Born in Detroit, Michigan, Buckler came out of the first wave of comics fans.  He attended the Detroit Triple Fan Fair in 1965, which is generally considered the first comic book convention, and within a few years was involved in running the show.  By 1967 Buckler had published his first mainstream work, a 4-page historical story that appeared in Flash Gordon #10.  Just a few years later Buckler was producing back-up stories for DC’s Lois Lane comics, and got a big break from Marvel who commissioned him to draw the first three issues of Don McGregor’s Black Panther in 1973-1974.

In 1974 Marvel put Buckler on its flagship Fantastic Four comic, and it was during this period that Buckler, in conjunction with writer Doug Mench, created his most famous character the antihero cyborg Deathlok, who debuted in Astonishing Tales #25 (Aug. 1974).  Later in the 1970s Buckler moved to DC where he and Roy Thomas and Jerry Ordway created the World War II superhero team, the All-Star Squadron.  Thomas refashioned the already established backstories of the All-Star Squadron heroes, an example of “retconning” or “retroactive continuity changes”—in fact Thomas coined the term “retcon” in an All-Star Squadron letters column.

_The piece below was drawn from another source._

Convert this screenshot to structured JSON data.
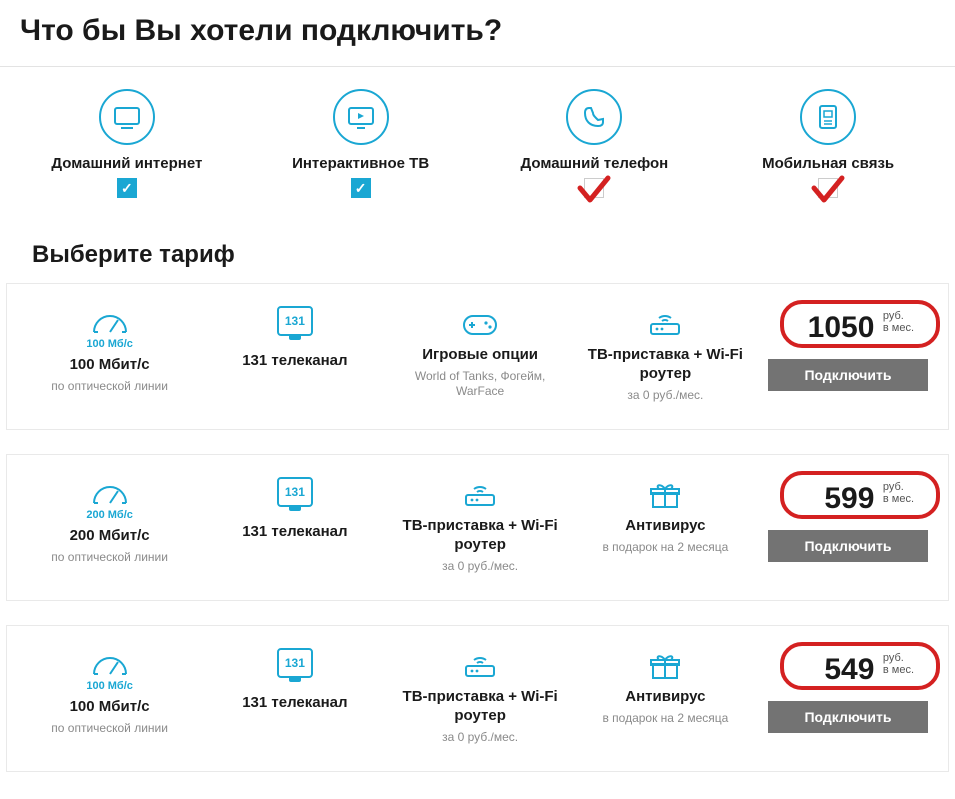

Buckler’s career was not without controversy.  In 1983 the Comics Journal singled him out as a “swipe artist,” accusing him of stealing poses and compositions.  Buckler sued the Comics Journal, but later dropped the suit.  Buckler worked on The Spectacular Spider-Man in 1985, but his decision to go with Archie Comics to work on a revival of the Red Circle Comics superheroes didn’t pan out as the line was short-lived, as were the comics that Buckler later edited for Solsun Publications.